The Million Dollar Challenge: Dowser Connie Sonne
Everyone had to leave the auditorium for preparation for the JREF Million Dollar Challenge, with Danish dowser and former police detective Connie Sonne (who has described her alleged powers in an interview with Alison Smith of JREF). Everyone had to sign an agreement to remain silent and not disturb the proceedings before filing back in--and everyone remained quite quiet for the hour or so that it took for the test.

This was a preliminary test, with a 1 in 1000 probability of success by chance, which, if successful, would allow Connie Sonne to go on to the official challenge for the JREF's $1,000,000. The protocol for the test was developed in conjunction with Connie Sonne and both sides approved. She signed paperwork describing the protocol and agreeing that she woudl go ahead with the test.

Connie Sonne claimed to be able to use a pendulum to identify playing cards without looking at them, and she successfully did this when she was able to see the cards. Sets of playing cards, A-10, for each of three suits were placed separately into envelopes. Each of those envelopes for the same suit was placed into a larger envelope, with the suit written on the outside. Banachek ran the test (I thought to myself at the time that this was a likely source of future complaint, given his skill at illusion), opening each of the three suit envelopes, one at a time, and rolling a 10-sided die to indicate which card from the suit Connie Sonne was required to locate. The ten individual card envelopes were spread out in front of her, and she used the pendulum to identify which envelope she believed contained the appropriate card. For the first set, she was supposed to find the 3 of hearts, for the second, the 7 of clubs, and for the third, the ace of spades. The cards she picked were the 2 of hearts, which was in the second envelope of the first set, the ace of clubs, which was in the seventh envelope of the second set, and the 2 of spades, which was in the first envelope of the third set. Banachek opened all of the envelopes from each of the three sets so that she could see that there was no trickery, and she agreed that all was done fairly.

At the subsequent press conference, she continued to maintain that all was fair, but that there was some reason she wasn't supposed to reveal her powers to the world yet.

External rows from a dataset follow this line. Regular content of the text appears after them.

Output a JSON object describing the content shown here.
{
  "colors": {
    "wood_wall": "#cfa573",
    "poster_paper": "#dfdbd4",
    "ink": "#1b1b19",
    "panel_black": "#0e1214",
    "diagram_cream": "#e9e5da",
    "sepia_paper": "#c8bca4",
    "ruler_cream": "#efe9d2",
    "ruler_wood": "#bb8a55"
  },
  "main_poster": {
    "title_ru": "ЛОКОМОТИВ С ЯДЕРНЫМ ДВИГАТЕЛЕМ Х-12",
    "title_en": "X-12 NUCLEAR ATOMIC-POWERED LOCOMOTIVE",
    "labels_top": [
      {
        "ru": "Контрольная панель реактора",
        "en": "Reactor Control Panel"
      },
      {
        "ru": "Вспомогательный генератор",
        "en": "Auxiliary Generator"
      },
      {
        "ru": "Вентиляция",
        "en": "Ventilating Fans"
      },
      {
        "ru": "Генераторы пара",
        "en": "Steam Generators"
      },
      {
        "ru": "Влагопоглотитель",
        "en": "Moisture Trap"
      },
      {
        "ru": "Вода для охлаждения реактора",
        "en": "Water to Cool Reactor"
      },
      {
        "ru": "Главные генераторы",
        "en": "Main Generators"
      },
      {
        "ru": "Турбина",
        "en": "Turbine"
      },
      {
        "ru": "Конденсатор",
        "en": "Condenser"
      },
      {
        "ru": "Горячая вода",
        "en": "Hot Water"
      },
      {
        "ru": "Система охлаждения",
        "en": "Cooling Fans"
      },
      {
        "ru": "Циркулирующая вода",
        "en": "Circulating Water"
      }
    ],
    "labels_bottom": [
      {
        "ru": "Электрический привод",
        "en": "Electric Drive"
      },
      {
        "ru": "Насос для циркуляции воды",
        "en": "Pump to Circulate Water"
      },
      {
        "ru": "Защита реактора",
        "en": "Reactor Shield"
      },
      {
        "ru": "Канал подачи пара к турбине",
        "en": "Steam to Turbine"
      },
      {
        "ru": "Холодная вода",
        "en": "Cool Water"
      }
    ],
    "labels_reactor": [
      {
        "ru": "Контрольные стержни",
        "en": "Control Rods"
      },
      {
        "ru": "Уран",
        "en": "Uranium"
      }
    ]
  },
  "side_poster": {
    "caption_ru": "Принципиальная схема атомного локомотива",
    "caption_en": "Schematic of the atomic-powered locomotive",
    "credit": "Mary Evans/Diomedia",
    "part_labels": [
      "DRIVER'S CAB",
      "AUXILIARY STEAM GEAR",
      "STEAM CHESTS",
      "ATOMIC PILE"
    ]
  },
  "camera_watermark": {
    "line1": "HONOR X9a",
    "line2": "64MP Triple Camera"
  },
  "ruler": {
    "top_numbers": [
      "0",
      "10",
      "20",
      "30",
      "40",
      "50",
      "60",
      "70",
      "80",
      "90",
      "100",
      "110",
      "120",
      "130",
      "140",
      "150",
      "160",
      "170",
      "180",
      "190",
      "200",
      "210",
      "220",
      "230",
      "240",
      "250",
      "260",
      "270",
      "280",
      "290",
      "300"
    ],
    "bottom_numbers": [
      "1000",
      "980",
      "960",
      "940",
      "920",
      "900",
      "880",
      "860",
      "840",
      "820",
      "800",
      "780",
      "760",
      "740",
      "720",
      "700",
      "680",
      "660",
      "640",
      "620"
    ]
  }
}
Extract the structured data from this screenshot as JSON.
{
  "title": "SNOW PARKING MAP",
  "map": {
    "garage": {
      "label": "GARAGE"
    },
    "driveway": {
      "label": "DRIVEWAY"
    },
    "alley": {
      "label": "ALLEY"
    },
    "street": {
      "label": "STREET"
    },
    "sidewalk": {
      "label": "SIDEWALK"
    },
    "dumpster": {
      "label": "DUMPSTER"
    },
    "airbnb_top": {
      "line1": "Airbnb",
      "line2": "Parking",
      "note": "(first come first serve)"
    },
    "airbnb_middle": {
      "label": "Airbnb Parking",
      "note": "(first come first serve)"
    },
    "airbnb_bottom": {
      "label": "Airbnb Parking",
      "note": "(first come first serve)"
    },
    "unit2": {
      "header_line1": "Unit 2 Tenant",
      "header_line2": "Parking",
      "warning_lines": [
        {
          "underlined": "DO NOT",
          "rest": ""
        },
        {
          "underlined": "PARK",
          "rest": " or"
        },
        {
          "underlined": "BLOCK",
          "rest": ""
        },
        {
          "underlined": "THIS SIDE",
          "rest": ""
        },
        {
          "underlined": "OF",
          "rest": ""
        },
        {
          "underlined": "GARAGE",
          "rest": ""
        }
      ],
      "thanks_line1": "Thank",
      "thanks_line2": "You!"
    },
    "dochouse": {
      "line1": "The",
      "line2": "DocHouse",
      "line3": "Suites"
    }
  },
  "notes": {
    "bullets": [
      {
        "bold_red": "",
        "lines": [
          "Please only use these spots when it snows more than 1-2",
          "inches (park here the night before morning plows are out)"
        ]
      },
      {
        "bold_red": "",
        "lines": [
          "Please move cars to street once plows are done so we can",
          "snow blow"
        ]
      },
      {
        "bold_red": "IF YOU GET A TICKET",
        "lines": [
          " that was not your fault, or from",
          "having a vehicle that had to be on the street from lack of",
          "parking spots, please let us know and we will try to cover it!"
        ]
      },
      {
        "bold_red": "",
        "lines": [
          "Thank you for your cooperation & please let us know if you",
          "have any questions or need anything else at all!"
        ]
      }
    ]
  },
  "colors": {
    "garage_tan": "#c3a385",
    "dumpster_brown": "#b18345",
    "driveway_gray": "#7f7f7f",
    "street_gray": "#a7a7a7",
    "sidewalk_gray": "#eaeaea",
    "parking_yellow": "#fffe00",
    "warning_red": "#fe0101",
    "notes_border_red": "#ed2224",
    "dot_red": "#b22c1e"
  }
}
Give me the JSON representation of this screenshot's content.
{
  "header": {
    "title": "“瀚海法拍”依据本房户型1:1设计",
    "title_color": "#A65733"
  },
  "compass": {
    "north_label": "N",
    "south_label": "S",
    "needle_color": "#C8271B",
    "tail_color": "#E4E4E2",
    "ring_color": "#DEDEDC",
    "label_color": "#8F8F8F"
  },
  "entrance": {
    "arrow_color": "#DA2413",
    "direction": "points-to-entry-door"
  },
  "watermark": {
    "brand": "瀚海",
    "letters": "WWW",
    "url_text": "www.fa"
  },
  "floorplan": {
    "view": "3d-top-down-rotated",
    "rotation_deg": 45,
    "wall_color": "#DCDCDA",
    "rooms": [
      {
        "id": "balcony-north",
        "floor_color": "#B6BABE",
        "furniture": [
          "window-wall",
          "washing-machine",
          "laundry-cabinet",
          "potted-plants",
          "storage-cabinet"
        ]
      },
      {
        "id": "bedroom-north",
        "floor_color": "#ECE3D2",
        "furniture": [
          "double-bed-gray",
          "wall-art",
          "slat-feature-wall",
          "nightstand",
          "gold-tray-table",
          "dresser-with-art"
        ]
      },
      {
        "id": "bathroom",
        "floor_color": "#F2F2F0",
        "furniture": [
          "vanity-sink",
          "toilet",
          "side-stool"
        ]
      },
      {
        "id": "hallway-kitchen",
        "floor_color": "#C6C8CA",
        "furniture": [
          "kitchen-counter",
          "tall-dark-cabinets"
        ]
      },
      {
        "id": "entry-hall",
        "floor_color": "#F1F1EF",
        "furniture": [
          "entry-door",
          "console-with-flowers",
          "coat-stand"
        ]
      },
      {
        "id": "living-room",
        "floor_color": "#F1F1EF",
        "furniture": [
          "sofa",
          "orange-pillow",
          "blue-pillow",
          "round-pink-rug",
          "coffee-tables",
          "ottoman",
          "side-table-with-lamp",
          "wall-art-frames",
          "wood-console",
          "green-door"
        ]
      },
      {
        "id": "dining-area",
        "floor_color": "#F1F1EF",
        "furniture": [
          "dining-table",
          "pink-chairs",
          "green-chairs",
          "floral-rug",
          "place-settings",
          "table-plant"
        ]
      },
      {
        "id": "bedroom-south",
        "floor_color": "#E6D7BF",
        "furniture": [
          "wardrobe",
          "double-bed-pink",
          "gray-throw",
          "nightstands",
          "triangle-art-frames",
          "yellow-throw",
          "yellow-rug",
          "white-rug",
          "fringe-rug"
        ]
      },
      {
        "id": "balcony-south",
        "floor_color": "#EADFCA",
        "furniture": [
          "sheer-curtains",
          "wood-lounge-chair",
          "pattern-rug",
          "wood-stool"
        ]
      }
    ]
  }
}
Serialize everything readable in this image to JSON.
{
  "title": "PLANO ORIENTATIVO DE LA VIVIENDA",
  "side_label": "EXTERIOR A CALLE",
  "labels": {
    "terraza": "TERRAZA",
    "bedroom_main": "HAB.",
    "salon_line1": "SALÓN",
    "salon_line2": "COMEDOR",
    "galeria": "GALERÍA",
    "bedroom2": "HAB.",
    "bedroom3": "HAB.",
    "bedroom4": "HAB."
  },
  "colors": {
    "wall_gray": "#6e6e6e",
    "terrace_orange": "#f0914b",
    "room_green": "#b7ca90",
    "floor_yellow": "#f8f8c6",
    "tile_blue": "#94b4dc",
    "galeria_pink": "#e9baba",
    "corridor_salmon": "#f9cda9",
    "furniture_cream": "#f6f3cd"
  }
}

But by the next day, she decided that she had been cheated somehow by Banachek. Her main point of evidence was that Banachek identified the ace of spades from the third set before pulling the card out of the envelope--but it was the last card of the set to be opened, and he identified it after the end of the envelope had been cut off and as he started to pull it out. The cards were visible inside the envelopes once the ends were opened.

On July 13, she made her accusation of cheating on the JREF Forums:
Hi out there...now I know why Banacheck was "the card handler". I have been cheated. I did find the right cards. And there is one more thing. At the stage, Banacheck said to me BEFORE he even looked in the envelope I had cut...and here is spade ace, the one you looked for!!!! I first hit me now about that ....but maybe you can see it yourself if someone get the video. I don`t care about the money, that wasn`t the reason why I came. So no matter what you think out there......I was CHEATED!!!!!

Connie
It was a typical response to the Randi challenge from an honest proponent of a claim who doesn't understand why the claim failed under test conditions, resolving the cognitive dissonance by placing blame on the experimenter.

That concludes my summary of TAM7--I look forward to attending TAM8 next year.